Erica Baum shows at Metropolitan

June 25, 2013
12:00 AM
New York, NY
Metropolitan Museum of Art
1000 Fifth Avenue

Late June – December, 2013This exhibition examines the ways in which artists have used the camera to explore subjects close to home—the quotidian, intimate, and overlooked aspects of everyday existence—during the last four decades.  As the counterculture swelled in the late 1960s, daily life as it had been lived in Western Europe and America at least since the cookie-cutter 1950s came into question. Conceptual artists of the ‘60s and ‘70s often turned to an “A-B-C” approach in which the conventions of both art and life were systematically questioned and whimsically deranged. In the 1980s, artists’ renewed interest in narrative and genre—particularly of the cinematic variety—yielded often highly staged or produced images that treated issues of autobiography and memory with a cool distancing.  In the following decade, artists created photographs and videos that confused the real and the imaginary in ways that almost eerily predicted the epistemological quandaries posed by the digital revolution.
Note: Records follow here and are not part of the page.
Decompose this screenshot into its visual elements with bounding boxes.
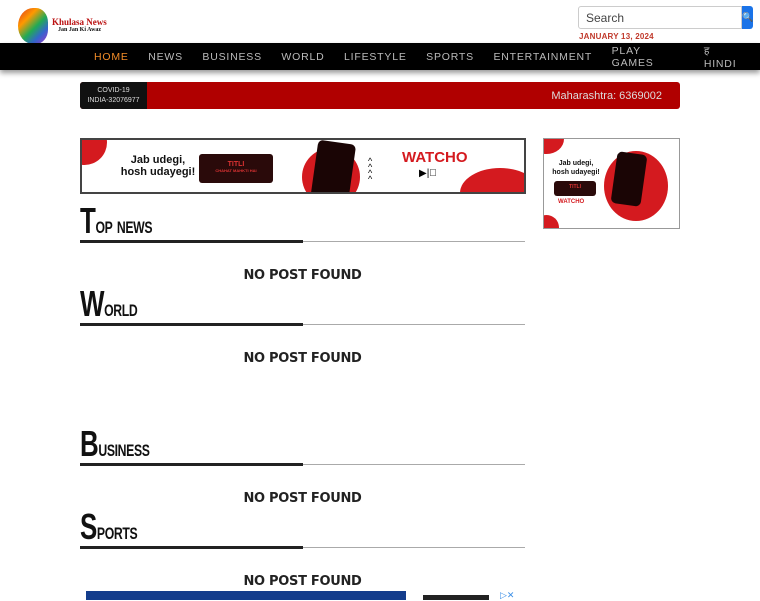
empty-message: NO POST FOUND bbox=[243, 491, 362, 506]
search-form: 🔍 bbox=[578, 6, 754, 29]
section-title: Sports bbox=[80, 506, 138, 547]
ad-show-title: TITLI bbox=[227, 161, 245, 168]
nav-business[interactable]: BUSINESS bbox=[202, 51, 262, 63]
nav-world[interactable]: WORLD bbox=[281, 51, 324, 63]
ad-show-sign: TITLI CHAHAT MAHKTI HAI bbox=[199, 154, 273, 183]
side-ad[interactable]: Jab udegi, hosh udayegi! TITLI WATCHO bbox=[543, 138, 680, 229]
current-date: JANUARY 13, 2024 bbox=[579, 32, 654, 41]
nav-hindi[interactable]: ह HINDI bbox=[704, 44, 741, 70]
divider bbox=[80, 463, 303, 466]
section-heading-business: Business bbox=[80, 423, 525, 466]
ticker-label-title: COVID-19 bbox=[97, 87, 130, 94]
nav-play-games[interactable]: PLAY GAMES bbox=[612, 45, 676, 69]
divider bbox=[303, 464, 525, 465]
empty-message: NO POST FOUND bbox=[243, 268, 362, 283]
ad-brand: WATCHO bbox=[558, 199, 585, 205]
bottom-ad-thumbnail[interactable] bbox=[423, 595, 489, 600]
search-button[interactable]: 🔍 bbox=[742, 6, 754, 29]
ticker-label: COVID-19 INDIA-32076977 bbox=[80, 82, 147, 109]
section-heading-sports: Sports bbox=[80, 506, 525, 549]
divider bbox=[303, 324, 525, 325]
divider bbox=[80, 323, 303, 326]
divider bbox=[80, 546, 303, 549]
section-title: Top news bbox=[80, 200, 153, 241]
site-logo[interactable]: Khulasa News Jan Jan Ki Awaz bbox=[18, 8, 118, 44]
ad-decoration bbox=[544, 139, 564, 154]
ad-close-icon[interactable]: ▷✕ bbox=[500, 590, 514, 601]
ad-slogan: Jab udegi, hosh udayegi! bbox=[552, 160, 600, 176]
bottom-ad[interactable] bbox=[86, 591, 406, 600]
section-heading-world: World bbox=[80, 283, 525, 326]
covid-ticker: COVID-19 INDIA-32076977 Maharashtra: 636… bbox=[80, 82, 680, 109]
section-title: World bbox=[80, 283, 138, 324]
ad-slogan: Jab udegi, hosh udayegi! bbox=[120, 154, 196, 178]
section-heading-top-news: Top news bbox=[80, 200, 525, 243]
brand-tagline: Jan Jan Ki Awaz bbox=[58, 27, 102, 33]
ticker-message: Maharashtra: 6369002 bbox=[551, 90, 662, 102]
nav-lifestyle[interactable]: LIFESTYLE bbox=[344, 51, 407, 63]
ad-show-sign: TITLI bbox=[554, 181, 596, 196]
ticker-label-count: INDIA-32076977 bbox=[87, 97, 140, 104]
ad-show-subtitle: CHAHAT MAHKTI HAI bbox=[215, 168, 257, 173]
chevron-up-icon: ^ ^ ^ ^ bbox=[368, 156, 373, 184]
ad-decoration bbox=[544, 215, 559, 228]
banner-ad[interactable]: Jab udegi, hosh udayegi! TITLI CHAHAT MAH… bbox=[80, 138, 526, 194]
empty-message: NO POST FOUND bbox=[243, 574, 362, 589]
ad-brand: WATCHO bbox=[402, 149, 468, 166]
section-title: Business bbox=[80, 423, 150, 464]
brand-name: Khulasa News bbox=[52, 17, 107, 27]
ad-decoration bbox=[82, 140, 107, 165]
play-store-icon: ▶| bbox=[419, 168, 437, 179]
ad-decoration bbox=[460, 168, 524, 192]
empty-message: NO POST FOUND bbox=[243, 351, 362, 366]
search-icon: 🔍 bbox=[742, 12, 754, 22]
divider bbox=[303, 547, 525, 548]
nav-entertainment[interactable]: ENTERTAINMENT bbox=[493, 51, 592, 63]
divider bbox=[80, 240, 303, 243]
nav-home[interactable]: HOME bbox=[94, 51, 129, 63]
nav-news[interactable]: NEWS bbox=[148, 51, 183, 63]
main-nav: HOME NEWS BUSINESS WORLD LIFESTYLE SPORT… bbox=[0, 43, 760, 70]
divider bbox=[303, 241, 525, 242]
lion-logo-icon bbox=[18, 8, 48, 44]
search-input[interactable] bbox=[578, 6, 742, 29]
nav-sports[interactable]: SPORTS bbox=[426, 51, 474, 63]
ad-phone-image bbox=[309, 140, 357, 192]
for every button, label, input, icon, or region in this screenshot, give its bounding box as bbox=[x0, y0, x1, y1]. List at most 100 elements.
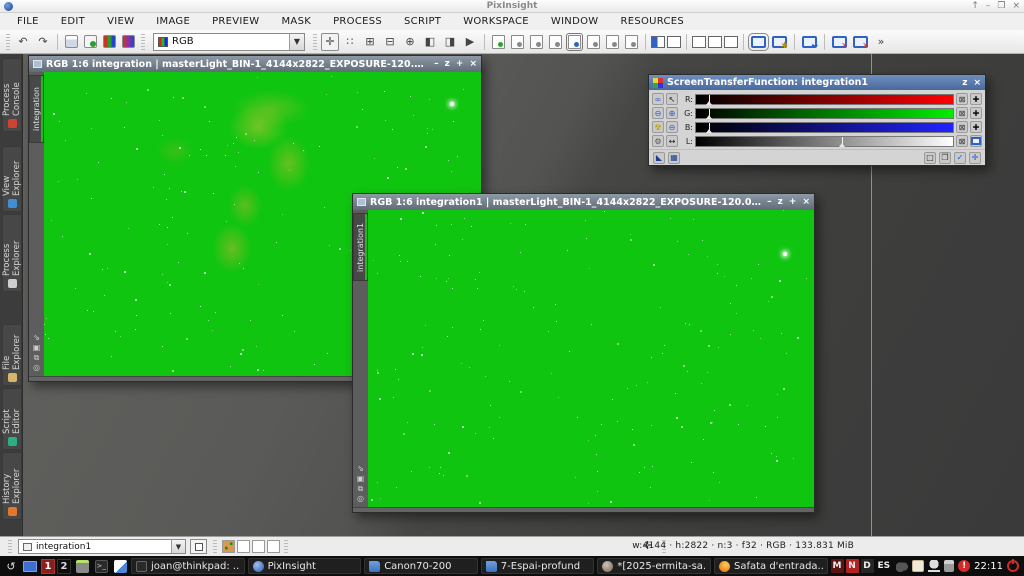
delete-process-icon[interactable] bbox=[549, 35, 562, 49]
dock-tab-view-explorer[interactable]: View Explorer bbox=[2, 146, 22, 212]
weather-tray-icon[interactable] bbox=[896, 560, 908, 572]
dock-tab-process-console[interactable]: Process Console bbox=[2, 58, 22, 132]
undo-icon[interactable]: ↶ bbox=[14, 33, 32, 51]
workspace-1[interactable]: 1 bbox=[41, 559, 55, 574]
toolbar-grip[interactable] bbox=[141, 34, 145, 50]
notifications-bell-icon[interactable] bbox=[928, 560, 940, 572]
active-swatch[interactable] bbox=[222, 540, 235, 553]
invert-display-icon[interactable]: ◧ bbox=[421, 33, 439, 51]
browse-process-icon[interactable] bbox=[568, 35, 581, 49]
menu-script[interactable]: SCRIPT bbox=[393, 13, 452, 30]
selection-mode-icon[interactable]: ▣ bbox=[33, 343, 41, 352]
radiation-icon[interactable]: ☢ bbox=[652, 121, 664, 133]
screen-transfer-icon[interactable] bbox=[84, 35, 97, 48]
workspace-switch-icon[interactable]: ↔ bbox=[802, 36, 817, 48]
menu-mask[interactable]: MASK bbox=[271, 13, 323, 30]
indicator-m[interactable]: M bbox=[831, 559, 844, 573]
task-canon70-200[interactable]: Canon70-200 bbox=[364, 558, 478, 574]
auto-stretch-icon[interactable]: ◣ bbox=[653, 152, 665, 164]
new-instance-icon[interactable]: □ bbox=[924, 152, 936, 164]
workspace-new-icon[interactable]: ✱ bbox=[772, 36, 787, 48]
window-titlebar[interactable]: RGB 1:6 integration | masterLight_BIN-1_… bbox=[29, 56, 481, 72]
split-view-icon[interactable] bbox=[651, 36, 665, 48]
combo-dropdown-icon[interactable]: ▼ bbox=[289, 34, 304, 50]
statusbar-grip[interactable] bbox=[213, 540, 217, 554]
scroll-mode-icon[interactable]: ⇘ bbox=[357, 464, 364, 473]
window-titlebar[interactable]: RGB 1:6 integration1 | masterLight_BIN-1… bbox=[353, 194, 814, 210]
toolbar-grip[interactable] bbox=[6, 34, 10, 50]
task-pixinsight[interactable]: PixInsight bbox=[248, 558, 362, 574]
fit-windows-icon[interactable] bbox=[708, 36, 722, 48]
menu-file[interactable]: FILE bbox=[6, 13, 50, 30]
menu-edit[interactable]: EDIT bbox=[50, 13, 96, 30]
image-identifier-icon[interactable] bbox=[65, 35, 78, 48]
image-window-integration1[interactable]: RGB 1:6 integration1 | masterLight_BIN-1… bbox=[352, 193, 815, 513]
view-tab-integration[interactable]: integration bbox=[29, 75, 44, 143]
cascade-windows-icon[interactable] bbox=[667, 36, 681, 48]
menu-view[interactable]: VIEW bbox=[96, 13, 145, 30]
redo-icon[interactable]: ↷ bbox=[34, 33, 52, 51]
scroll-mode-icon[interactable]: ⇘ bbox=[33, 333, 40, 342]
stf-close-icon[interactable]: × bbox=[973, 75, 981, 91]
workspace-2[interactable]: 2 bbox=[57, 559, 71, 574]
stf-midtone-marker[interactable] bbox=[842, 137, 843, 146]
dock-tab-history-explorer[interactable]: History Explorer bbox=[2, 452, 22, 520]
reset-blue-icon[interactable]: ⊠ bbox=[956, 121, 968, 133]
menu-process[interactable]: PROCESS bbox=[322, 13, 393, 30]
pan-mode-icon[interactable]: ✛ bbox=[321, 33, 339, 51]
blue-adjust-icon[interactable]: ✚ bbox=[970, 121, 982, 133]
view-settings-icon[interactable]: ◎ bbox=[33, 363, 40, 372]
stf-midtone-marker[interactable] bbox=[709, 109, 710, 118]
readout-mode-icon[interactable]: ∷ bbox=[341, 33, 359, 51]
image-view-integration1[interactable] bbox=[368, 210, 814, 507]
statusbar-grip[interactable] bbox=[8, 540, 12, 554]
shade-icon[interactable]: z bbox=[778, 194, 783, 210]
menu-workspace[interactable]: WORKSPACE bbox=[452, 13, 540, 30]
restore-icon[interactable]: ❐ bbox=[997, 0, 1005, 13]
task-joan-thinkpad-[interactable]: joan@thinkpad: ... bbox=[131, 558, 245, 574]
close-icon[interactable]: × bbox=[1012, 0, 1020, 13]
reset-lum-icon[interactable]: ⊠ bbox=[956, 135, 968, 147]
expand-range-icon[interactable]: ↔ bbox=[666, 135, 678, 147]
workspace-cycle-icon[interactable]: ↺ bbox=[3, 558, 19, 574]
view-selector-combo[interactable]: integration1 ▼ bbox=[18, 539, 186, 554]
indicator-n[interactable]: N bbox=[846, 559, 859, 573]
zoom-in-mode-icon[interactable]: ⊞ bbox=[361, 33, 379, 51]
menu-window[interactable]: WINDOW bbox=[540, 13, 610, 30]
menu-resources[interactable]: RESOURCES bbox=[609, 13, 695, 30]
stf-midtone-marker[interactable] bbox=[709, 95, 710, 104]
track-view-icon[interactable]: ✛ bbox=[969, 152, 981, 164]
iconize-windows-icon[interactable] bbox=[724, 36, 738, 48]
display-channel-combo[interactable]: RGB ▼ bbox=[153, 33, 305, 51]
mask-display-icon[interactable]: ◨ bbox=[441, 33, 459, 51]
stf-gradient-r[interactable] bbox=[695, 94, 954, 105]
clone-process-icon[interactable] bbox=[530, 35, 543, 49]
stf-gradient-l[interactable] bbox=[695, 136, 954, 147]
power-icon[interactable] bbox=[1007, 560, 1019, 572]
browse-doc-icon[interactable]: ❐ bbox=[939, 152, 951, 164]
edit-stf-icon[interactable]: ↖ bbox=[666, 93, 678, 105]
archive-launcher[interactable] bbox=[74, 558, 90, 574]
swatch-2[interactable] bbox=[237, 540, 250, 553]
stf-titlebar[interactable]: ScreenTransferFunction: integration1 z× bbox=[649, 75, 985, 90]
editor-launcher[interactable] bbox=[112, 558, 128, 574]
dock-tab-process-explorer[interactable]: Process Explorer bbox=[2, 214, 22, 292]
compare-views-icon[interactable]: ⧉ bbox=[358, 484, 364, 493]
zoom-out-icon[interactable]: ⊖ bbox=[652, 107, 664, 119]
menu-image[interactable]: IMAGE bbox=[145, 13, 201, 30]
stf-gradient-b[interactable] bbox=[695, 122, 954, 133]
zoom-in-icon[interactable]: ⊕ bbox=[666, 107, 678, 119]
zoom-out-mode-icon[interactable]: ⊟ bbox=[381, 33, 399, 51]
import-process-icon[interactable] bbox=[587, 35, 600, 49]
shade-icon[interactable]: z bbox=[445, 56, 450, 72]
swatch-4[interactable] bbox=[267, 540, 280, 553]
indicator-d[interactable]: D bbox=[861, 559, 874, 573]
close-workspace-icon[interactable]: ✕ bbox=[853, 36, 868, 48]
terminal-launcher[interactable]: >_ bbox=[93, 558, 109, 574]
monitor-icon[interactable] bbox=[970, 135, 982, 147]
history-process-icon[interactable] bbox=[625, 35, 638, 49]
zoom-reset-icon[interactable]: ⊖ bbox=[666, 121, 678, 133]
swatch-3[interactable] bbox=[252, 540, 265, 553]
red-adjust-icon[interactable]: ✚ bbox=[970, 93, 982, 105]
display-palette-icon[interactable] bbox=[122, 35, 135, 48]
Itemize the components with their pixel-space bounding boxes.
The exhibition will conclude with a suite of works by young and emerging artists who use minimal means with familiar subjects to make open-ended images combining process and product in novel ways.  The exhibition will include photographs by John Baldessari, Erica Baum, Sophie Calle, Philip-Lorca diCorcia, Fischli & Weiss, Jan Groover, Robert Gober, Elizabeth McAlpine, David Salle, and Stephen Shore, among others, as well as video by artists such as Lutz Bacher and Martha Rosler.